荒野の風景が壮大で殺伐とした話の舞台として合っていたけど、細かい動作の描写とともに読むのに苦労した。しかしどういう意味があるか分かると舌を巻くような鮮やかさ。これは映画にしたくなるよなあという映像が浮かぶ巧みさに唸った。
〈殺人者の存在感〉
残忍だがサイコパスとも違う殺人者(殺し屋というのでもない)シガーが圧倒的な恐怖と存在感を放っている。
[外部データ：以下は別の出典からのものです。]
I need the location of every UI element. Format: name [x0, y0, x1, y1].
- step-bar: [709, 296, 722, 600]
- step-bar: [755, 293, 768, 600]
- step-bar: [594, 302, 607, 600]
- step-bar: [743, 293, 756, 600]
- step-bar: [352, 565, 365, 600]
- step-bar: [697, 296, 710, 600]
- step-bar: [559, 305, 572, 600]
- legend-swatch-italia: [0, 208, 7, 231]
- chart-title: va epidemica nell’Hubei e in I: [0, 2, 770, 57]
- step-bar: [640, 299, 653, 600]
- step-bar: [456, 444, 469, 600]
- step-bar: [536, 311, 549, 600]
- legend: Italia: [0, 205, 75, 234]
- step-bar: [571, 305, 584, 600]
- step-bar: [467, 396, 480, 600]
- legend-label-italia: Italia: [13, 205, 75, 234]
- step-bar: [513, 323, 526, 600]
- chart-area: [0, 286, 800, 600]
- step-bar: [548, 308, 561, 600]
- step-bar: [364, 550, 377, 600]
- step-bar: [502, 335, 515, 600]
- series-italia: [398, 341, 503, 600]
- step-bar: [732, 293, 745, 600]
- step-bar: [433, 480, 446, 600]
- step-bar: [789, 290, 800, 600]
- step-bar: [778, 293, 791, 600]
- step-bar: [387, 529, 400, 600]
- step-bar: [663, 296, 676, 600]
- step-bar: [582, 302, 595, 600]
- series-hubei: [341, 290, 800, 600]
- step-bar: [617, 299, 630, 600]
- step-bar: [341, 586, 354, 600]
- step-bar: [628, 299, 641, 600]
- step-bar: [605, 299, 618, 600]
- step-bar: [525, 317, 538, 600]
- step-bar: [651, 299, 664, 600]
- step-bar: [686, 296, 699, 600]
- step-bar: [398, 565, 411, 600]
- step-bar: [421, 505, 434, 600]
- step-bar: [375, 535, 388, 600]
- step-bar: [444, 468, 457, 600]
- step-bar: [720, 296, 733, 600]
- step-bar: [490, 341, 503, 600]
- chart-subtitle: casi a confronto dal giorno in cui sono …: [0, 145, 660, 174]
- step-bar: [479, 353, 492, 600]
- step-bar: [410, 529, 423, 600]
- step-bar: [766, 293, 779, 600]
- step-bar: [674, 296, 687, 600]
心理描写は無く行動の描写とセリフだけで、彼がどんなに冷徹で頭がいいか、どんなにやばい人間なのか思い知らされるのだ。本文中に
ーーあの男の人相がわからないのはそれを証言できる人間が長く生きていないからだ。
と彼を表すセリフがあった。まさに屍の山を築きながら平然としたたかに生きていることが分かる言葉だ。小手先の誤魔化しや懐柔策など一切通用しない人物像が怖かった。
〈国の腐敗〉
ノー・カントリー・オールド・フォー・メンは直訳では「老人の住む国にあらず」という意味だそうで、国の腐敗について織り込むように書かれている。この本が最初に翻訳されたときの邦題は『血と暴力の国』だったというが深く納得だ。
3人の共通点は退役軍人ということで、ベトナム戦争や先の大戦が個人の胸に大きく影を落としていた(実際に心情を語るのはベルのみだけど)。ベルは昔と比べて凶悪犯罪が増え酷い世の中になったことを嘆く。
提示されているのは酷い犯罪や残酷さなどの結果だけど、根本原因のようなものに目を向けろという主張を感じた。銃と暴力で血みどろのアメリカという国家について考え込まずにいられない。
〈読後感〉
冒頭のベルの独白に、こんな言葉がある。
ーーこの世には普通とは違う世界の眺め方がありそんな眺め方をする普通とは違う眼があってこの話はそういうところへ行く。おかげでおれは考えてみたこともなかった場所へ連れていかれた。
最初はするっと読んでしまった一文だけれど、読み終わってからもう一度読むとこれこそがこの小説の読後感を言い表しているような気がした。考えてみたこともなかった場所へ連れて行かれる作品だった。